JSC-BIO-2710

Data Intensive Computing for Applied Bioinformatics

Table Of Contents

Previous topic

Syllabus Spring 2012

Next topic

Week One 17-Jan-12

This Page

Class Project Spring 2012

Metagenomes of Blue-Green Algae

Project Description

Students will determine the species composition of bacterial communities present in water samples taken from blue-green algae blooms in Lake Champlain and other north east lakes. Data will be provided in the form of DNA sequences from these samples. Using the skills learned in class, students will transfer the data sets to remote compute clusters, run DNA sequence analyses on these data sets and summarize the results using computer programs written for this task.

Project Goals

Samples from two time points will be used for the project. Each time point consists of three replicates taken at the same location, at the same time, and processed identically. The first time pooint is from Yawgoo Pond, RI, the secnd from Lake Champlain near Highgate Springs, VT. Students should devise their own questions about these samples based on the skills learned in class. A simple question might be: “Are the three replicates from each time point very similar to each other?”.

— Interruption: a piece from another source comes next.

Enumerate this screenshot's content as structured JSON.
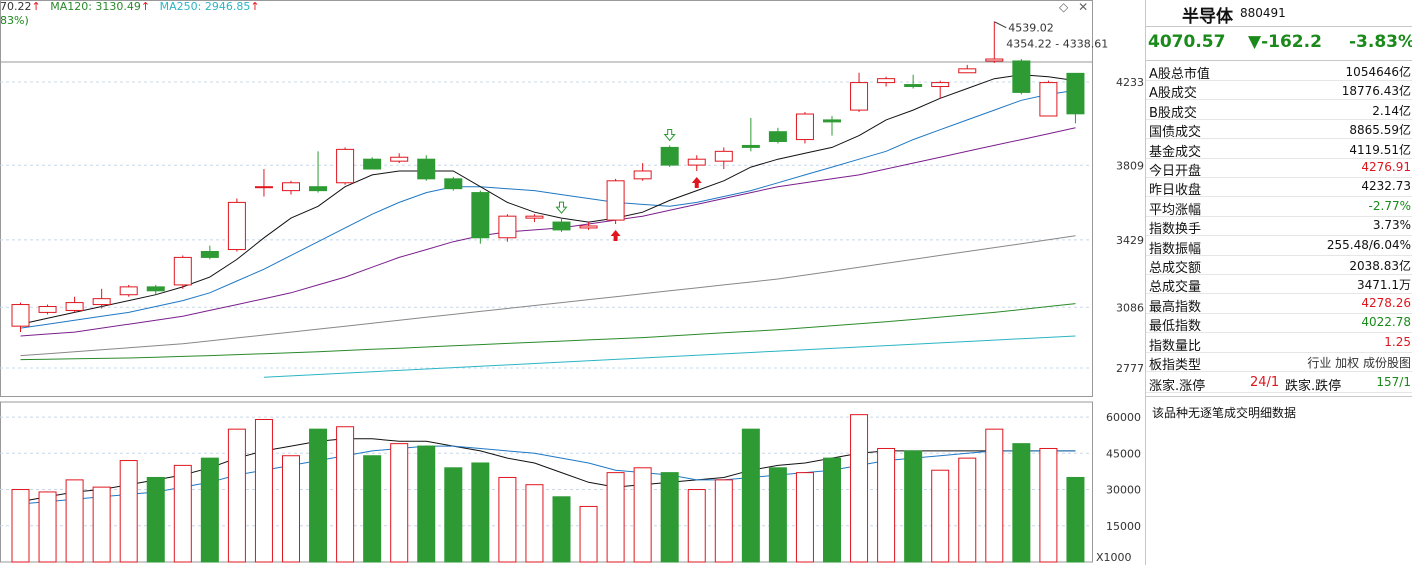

Your question should involve running BLAST on all of the sample sequence files at least once.

Project Files::

All files are located on lonestar.tacc.teragrid.org in:

/work/00921/tg801771/JSCBIO2710/Class_Project

There are three sets of fasta files for each location/time point (six total) and a mapping file giving details about each sample.

Files starting with 59 are from Lake Champlain. Files starting with R8 are from RI.

5989.fa

5990.fa

5991.fa

R84Y1.fa

R84Y2.fa

R84Y3.fa

mappingFile.txt

Turn In

  • Job Scripts
  • Job Run Output
  • Python Programs
  • BLAST results
  • Results of Analysis
  • Description of Workflow
  • Final Summary

Create a directory called $WORK/Class_Project_Final on lonestar. Put all files that you will turn in into this directory.

Change the permission on that directory and everything in it after you have place all files there:

chmod -R ug+rw $WORK/Class_Project_Final

The final summary should describe the question(s) you sought to answer, your approach to the problem, a description of the workflow or process used and the results that you found. This summary should not be more than two pages. It should not include detailed source code or job scripts.